Third solution is probably nonsense.

Any insight is appreciated.

Philipp

high_flyer
22nd February 2011, 13:17
What about QBitmap::clear() ?

PhilippM
22nd February 2011, 13:39
Sorry,
the variable bitmap is of type QImage.
Unfortunate nameing by me I guess.
QImage doesn't have a clear() function.

But actually I'm more worried about the painter.
Can I use the painter to draw on and on for millions of cycles, whithout ever having to reset it in any way?

Philipp

high_flyer
22nd February 2011, 13:53
Unfortunate nameing by me I guess.
its not the naming - you explicitly said:


I'm using a QPainter to draw a 2D-Scene on a QBitmap


QImage doesn't have a clear() function.
Make sure you really need to clear it, maybe you don't.
If you do, you can always do :


quint32 iSize = pImage->depth()*pImage->width()*pImage->height(); //maybe byteCount () does this too, I am not sure.
memset(pImage->bits(),0,iSize);



But actually I'm more worried about the painter.
Can I use the painter to draw on and on for millions of cycles, whithout ever having to reset it in any way?

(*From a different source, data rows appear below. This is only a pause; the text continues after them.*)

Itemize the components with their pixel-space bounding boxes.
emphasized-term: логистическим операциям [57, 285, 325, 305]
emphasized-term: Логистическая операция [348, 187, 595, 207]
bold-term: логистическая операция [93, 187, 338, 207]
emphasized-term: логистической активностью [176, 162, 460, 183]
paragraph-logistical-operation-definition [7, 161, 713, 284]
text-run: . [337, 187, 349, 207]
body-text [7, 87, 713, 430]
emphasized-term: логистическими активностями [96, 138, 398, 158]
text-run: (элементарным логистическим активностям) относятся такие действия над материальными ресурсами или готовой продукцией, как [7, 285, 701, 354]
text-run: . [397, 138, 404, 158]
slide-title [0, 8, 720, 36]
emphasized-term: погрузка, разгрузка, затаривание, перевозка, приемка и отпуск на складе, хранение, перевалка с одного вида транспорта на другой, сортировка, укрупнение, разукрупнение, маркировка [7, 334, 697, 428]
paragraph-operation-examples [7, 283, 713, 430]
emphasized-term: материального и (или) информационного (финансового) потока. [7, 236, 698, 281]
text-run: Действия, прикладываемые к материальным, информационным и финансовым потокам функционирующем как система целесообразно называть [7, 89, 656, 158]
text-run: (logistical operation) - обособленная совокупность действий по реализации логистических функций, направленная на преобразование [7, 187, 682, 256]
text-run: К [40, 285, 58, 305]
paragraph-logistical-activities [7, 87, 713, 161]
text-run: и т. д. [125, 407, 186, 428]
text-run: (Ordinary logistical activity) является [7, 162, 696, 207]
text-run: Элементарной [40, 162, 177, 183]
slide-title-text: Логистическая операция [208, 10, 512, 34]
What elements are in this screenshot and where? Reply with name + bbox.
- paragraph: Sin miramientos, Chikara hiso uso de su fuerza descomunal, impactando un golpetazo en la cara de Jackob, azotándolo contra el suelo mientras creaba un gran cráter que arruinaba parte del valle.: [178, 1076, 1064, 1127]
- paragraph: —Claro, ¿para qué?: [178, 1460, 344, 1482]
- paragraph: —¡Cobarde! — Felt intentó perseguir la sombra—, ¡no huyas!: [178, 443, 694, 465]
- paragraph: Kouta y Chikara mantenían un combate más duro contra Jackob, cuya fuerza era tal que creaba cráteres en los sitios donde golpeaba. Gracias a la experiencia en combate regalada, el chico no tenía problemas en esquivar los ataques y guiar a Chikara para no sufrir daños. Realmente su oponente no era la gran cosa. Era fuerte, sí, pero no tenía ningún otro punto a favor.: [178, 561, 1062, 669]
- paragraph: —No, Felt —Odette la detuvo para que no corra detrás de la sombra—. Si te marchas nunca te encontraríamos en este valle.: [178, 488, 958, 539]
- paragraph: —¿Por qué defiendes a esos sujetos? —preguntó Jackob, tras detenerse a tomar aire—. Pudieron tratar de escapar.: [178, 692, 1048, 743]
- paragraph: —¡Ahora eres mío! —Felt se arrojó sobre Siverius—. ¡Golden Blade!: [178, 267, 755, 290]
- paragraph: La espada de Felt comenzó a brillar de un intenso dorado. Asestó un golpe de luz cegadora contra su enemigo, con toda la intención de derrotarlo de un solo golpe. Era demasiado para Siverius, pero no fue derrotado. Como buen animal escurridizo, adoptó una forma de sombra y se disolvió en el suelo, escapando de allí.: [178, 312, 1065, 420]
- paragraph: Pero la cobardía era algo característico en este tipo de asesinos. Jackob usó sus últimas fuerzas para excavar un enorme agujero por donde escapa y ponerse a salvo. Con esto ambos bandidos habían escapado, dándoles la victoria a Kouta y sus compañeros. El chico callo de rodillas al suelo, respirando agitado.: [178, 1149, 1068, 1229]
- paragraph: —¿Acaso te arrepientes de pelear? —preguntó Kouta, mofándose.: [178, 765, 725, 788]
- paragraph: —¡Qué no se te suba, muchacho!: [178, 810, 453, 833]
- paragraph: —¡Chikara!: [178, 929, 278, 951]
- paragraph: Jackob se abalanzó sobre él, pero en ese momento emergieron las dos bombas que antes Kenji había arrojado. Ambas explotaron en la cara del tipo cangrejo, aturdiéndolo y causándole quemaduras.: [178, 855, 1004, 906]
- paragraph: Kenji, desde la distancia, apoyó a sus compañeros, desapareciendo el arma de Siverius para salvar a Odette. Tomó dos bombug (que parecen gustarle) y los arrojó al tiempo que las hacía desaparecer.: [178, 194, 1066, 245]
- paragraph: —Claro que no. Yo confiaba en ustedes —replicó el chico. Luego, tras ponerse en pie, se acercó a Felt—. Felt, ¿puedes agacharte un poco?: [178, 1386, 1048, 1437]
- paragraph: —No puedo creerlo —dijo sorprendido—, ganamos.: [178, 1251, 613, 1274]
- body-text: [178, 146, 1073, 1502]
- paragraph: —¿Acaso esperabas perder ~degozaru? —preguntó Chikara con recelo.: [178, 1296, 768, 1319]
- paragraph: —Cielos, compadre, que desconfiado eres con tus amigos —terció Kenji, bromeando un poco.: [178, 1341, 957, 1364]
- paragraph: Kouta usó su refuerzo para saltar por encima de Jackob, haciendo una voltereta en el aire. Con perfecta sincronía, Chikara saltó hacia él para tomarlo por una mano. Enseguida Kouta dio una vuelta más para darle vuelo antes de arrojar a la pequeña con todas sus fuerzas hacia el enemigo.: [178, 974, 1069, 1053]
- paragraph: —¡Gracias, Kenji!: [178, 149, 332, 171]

Not sure what do you mean by that.
You can save and restore the painter status with save() and restore().

PhilippM
21st March 2011, 14:51
If you do, you can always do :


quint32 iSize = pImage->depth()*pImage->width()*pImage->height(); //maybe byteCount () does this too, I am not sure.
memset(pImage->bits(),0,iSize);



This is exactly what i need and it works marvelous - after i changed
pImage->depth() to pImage->depth()/8
because depth() returns bits, memset expects bytes.


Not sure what do you mean by that.
You can save and restore the painter status with save() and restore().

Of course I figured that out already. It was just that I feared that using the same painter to draw millions of squares and ellipses over time would sometime lead to performance issue because the painter "remembers" all the path he has gone through already.